Generalvikar zur Medienberichterstattung über die „Informationsstrategie“

10. August 2022 pek220810

Generalvikar Guido Assmann hat sich heute an die Mitarbeitenden im Erzbistum Köln gewandt. Dieses Schreiben stellen wir Ihnen ebenfalls öffentlich zur Verfügung.

 

Liebe Mitarbeiterinnen und Mitarbeiter,

die Bericht­erstattung in den Medien über die „Informations­stra­tegie“ des Erzbistums im Zusammen­hang mit dem ersten „Missbrauchs­gut­achten“ (WSW) und der Gutachter­wechsel hat im Hause und in der Öffent­lichkeit zu Irritationen geführt, Fragen aufgeworfen und auch zu falschen Schluss­folgerung­en Anlass gegeben. Zunächst möchte ich aber meine Irrita­tion des Um­gangs miteinander benennen. Zu glauben, dass man nicht mit­einander, sondern über­einander in den Medien reden muss, ist nicht ziel­führend und sehr uner­freulich. Nach­dem ich mich nun um­fang­reich sach­kundig gemacht habe, möchte ich Ihnen meine Sicht aufzeigen. Es wurde die Be­hauptung aufge­stellt, dass im Oktober 2020 durch ein „Drehbuch“ einer Krisen­kommunika­tions­agen­tur der Betroffenen­beirat instru­mentali­siert werden sollte. Das ist definitiv falsch – wir haben nicht nach einem Dreh­buch Dritter gehandelt.

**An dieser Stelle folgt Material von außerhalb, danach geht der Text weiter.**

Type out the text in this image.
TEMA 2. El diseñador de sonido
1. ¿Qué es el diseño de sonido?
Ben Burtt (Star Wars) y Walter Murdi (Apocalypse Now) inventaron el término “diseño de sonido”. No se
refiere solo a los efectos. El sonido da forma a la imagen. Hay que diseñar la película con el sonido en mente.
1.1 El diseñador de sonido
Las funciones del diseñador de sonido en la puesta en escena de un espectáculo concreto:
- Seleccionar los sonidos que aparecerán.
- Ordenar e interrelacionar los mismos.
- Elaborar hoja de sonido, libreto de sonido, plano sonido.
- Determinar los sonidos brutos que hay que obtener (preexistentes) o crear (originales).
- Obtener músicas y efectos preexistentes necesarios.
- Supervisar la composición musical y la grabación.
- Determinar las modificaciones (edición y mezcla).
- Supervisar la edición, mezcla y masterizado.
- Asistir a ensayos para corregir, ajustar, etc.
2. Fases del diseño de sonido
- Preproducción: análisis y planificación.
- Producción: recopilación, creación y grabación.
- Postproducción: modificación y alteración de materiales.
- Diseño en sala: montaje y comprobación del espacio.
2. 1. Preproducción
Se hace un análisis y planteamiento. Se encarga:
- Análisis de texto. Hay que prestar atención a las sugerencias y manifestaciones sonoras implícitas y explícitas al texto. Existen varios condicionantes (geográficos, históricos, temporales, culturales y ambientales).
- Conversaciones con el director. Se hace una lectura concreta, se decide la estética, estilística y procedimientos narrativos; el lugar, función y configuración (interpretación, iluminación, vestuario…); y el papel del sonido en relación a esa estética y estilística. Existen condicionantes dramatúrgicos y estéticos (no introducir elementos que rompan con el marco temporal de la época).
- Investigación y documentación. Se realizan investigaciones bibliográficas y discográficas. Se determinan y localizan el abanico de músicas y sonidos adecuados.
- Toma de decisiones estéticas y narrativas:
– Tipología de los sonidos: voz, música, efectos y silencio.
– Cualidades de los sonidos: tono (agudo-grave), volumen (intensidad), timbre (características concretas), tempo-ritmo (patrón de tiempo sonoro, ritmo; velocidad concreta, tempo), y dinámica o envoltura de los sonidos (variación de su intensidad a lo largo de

Weil die Stimme des Betroffenenbeirats so wichtig ist und die Be­troffenen ein be­rechtigtes In­teresse an Trans­parenz haben, durften sie auf keinen Fall über­gangen werden.

Handlungs­leitend war somit immer und ausschließ­lich die Be­troffenen­per­spektive – genauso wie es unser Erz­bischof vorgegeben hatte. Es gab nie das Ziel, diese zu einem bestimmten Stimm­ver­halten zu animieren. Es ist auch niemals Druck auf ein­zelne oder mehrere Teil­nehm­er aus­geübt worden. Jeder hatte die faire und rea­listische Mög­lich­keit, sich frei zu äußern. Wäre das Votum des Bei­rats anders ausge­fallen, wäre komplett neu nach­gedacht worden. Dass die Sitzung im Oktober 2020 im Nach­gang von den Be­troffenen, die an der Sitzung teil­genommen haben, unter­schied­lich bewertet wird und sich ein Be­troffener instrumen­talisiert fühlt, zeigt mir, dass wir im Umgang mit Be­troffe­nen noch sen­sibler werden müssen. 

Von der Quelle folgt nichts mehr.